While attending the High-level Political Forum on Sustainable Development, ECLAC’s most senior representative participated in a side event on “New Tools To Harness the Data Revolution for Sustainable Development,” held at the headquarters of the Ford Foundation and organized by the Global Partnership for Sustainable Development Data, jointly with the Governments of Colombia, the Philippines, Sierra Leone and the United States.

Alicia Bárcena was a panelist in a segment of the debate along with Shamshad Akhtar, Executive Secretary of the Economic and Social Commission for Asia and the Pacific (ESCAP), and Giovanie Biha, Deputy Executive Secretary of the Economic Commission for Africa (ECA). The panel was moderated by Sanjeev Khagram, Coordinator of the Global Partnership for Sustainable Development Data.

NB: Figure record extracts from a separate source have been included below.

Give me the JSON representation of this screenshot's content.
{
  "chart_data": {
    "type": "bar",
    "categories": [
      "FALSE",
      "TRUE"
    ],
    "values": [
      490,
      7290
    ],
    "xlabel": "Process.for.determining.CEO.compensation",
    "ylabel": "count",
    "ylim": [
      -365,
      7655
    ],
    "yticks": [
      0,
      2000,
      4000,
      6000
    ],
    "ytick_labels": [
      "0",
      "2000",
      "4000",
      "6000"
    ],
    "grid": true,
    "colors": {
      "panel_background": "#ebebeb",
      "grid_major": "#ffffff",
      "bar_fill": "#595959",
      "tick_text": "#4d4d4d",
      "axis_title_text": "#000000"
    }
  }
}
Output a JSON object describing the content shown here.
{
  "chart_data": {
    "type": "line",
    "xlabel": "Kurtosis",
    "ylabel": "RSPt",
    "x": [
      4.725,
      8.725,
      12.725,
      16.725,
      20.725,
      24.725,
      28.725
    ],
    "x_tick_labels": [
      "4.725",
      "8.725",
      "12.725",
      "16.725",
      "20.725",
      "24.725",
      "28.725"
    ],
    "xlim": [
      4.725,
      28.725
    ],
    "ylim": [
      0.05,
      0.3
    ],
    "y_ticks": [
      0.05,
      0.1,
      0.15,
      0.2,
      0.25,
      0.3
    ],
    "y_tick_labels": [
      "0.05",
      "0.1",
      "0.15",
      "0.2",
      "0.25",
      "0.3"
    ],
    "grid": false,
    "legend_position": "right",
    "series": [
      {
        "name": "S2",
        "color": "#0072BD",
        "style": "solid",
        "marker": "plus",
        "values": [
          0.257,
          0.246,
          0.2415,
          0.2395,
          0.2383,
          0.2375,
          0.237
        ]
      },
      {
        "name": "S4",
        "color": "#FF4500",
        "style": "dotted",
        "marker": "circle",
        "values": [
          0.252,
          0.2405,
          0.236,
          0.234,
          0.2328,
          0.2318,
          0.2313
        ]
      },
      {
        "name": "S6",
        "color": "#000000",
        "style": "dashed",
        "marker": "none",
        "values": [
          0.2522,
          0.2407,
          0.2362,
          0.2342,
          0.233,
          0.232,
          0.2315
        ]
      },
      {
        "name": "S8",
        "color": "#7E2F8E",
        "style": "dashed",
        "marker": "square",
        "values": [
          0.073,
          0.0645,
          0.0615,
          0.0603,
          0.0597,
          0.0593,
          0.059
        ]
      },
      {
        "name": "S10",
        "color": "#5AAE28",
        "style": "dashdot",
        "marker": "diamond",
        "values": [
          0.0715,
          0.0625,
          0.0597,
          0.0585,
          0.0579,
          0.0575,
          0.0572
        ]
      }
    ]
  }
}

“Leaving no one behind means that no one should be invisible. We must make everyone visible for a world that counts,” said ECLAC’s Executive Secretary, in reference to the motto of the 2030 Agenda for Sustainable Development and to the title of a document in which she and some twenty other experts, at the request of UN Secretary-General Ban Ki-moon, analyzed some key actions to fuel the data revolution.

In light of the extraordinary transformations affecting the world, Bárcena said that we must reflect on what should be measured in order to unravel the links between education, work, productivity, technology and other factors. In that sense, she noted that the public sector, through its national statistics systems, and the private sector and civil society, which accumulate big data, can collaborate to process and put relevant information at the service of development.

In the case of ECLAC, the Executive Secretary indicated that the organization offers an analytical framework for the 2030 Agenda, condensed in the document Horizons 2030: Equality at the Centre of Sustainable Development. This text proposes global collective action, betting on the incorporation of knowledge and innovation in production, and a big environmental push that includes investments focused on counteracting climate change.

Additionally, Alicia Bárcena said, ECLAC promotes the consolidation of a regional institutional architecture through the new Forum of the Countries of Latin America and the Caribbean on Sustainable Development (a regional mechanism for review and follow-up of the 2030 Agenda), and through its subsidiary bodies, dedicated to areas such as statistics, planning, gender, and science and technology, among others.

The Global Partnership for Sustainable Development Data is a multi-sectoral global network of international organizations, governments, companies, non-governmental organizations and statistics communities that collaborate with the aim of improving statistical capacities and the use of data, promoting their openness and availability, and filling information gaps to support the efforts underway to move towards sustainable development.

This activity was organized as a side event to the High-level Political Forum on Sustainable Development, which is taking place in New York from July 11 to July 20. The Forum is the intergovernmental mechanism that will provide follow-up on implementation of the 2030 Agenda at a global level. It was convened exceptionally in 2013 and 2014 and, from now on, it will meet every year.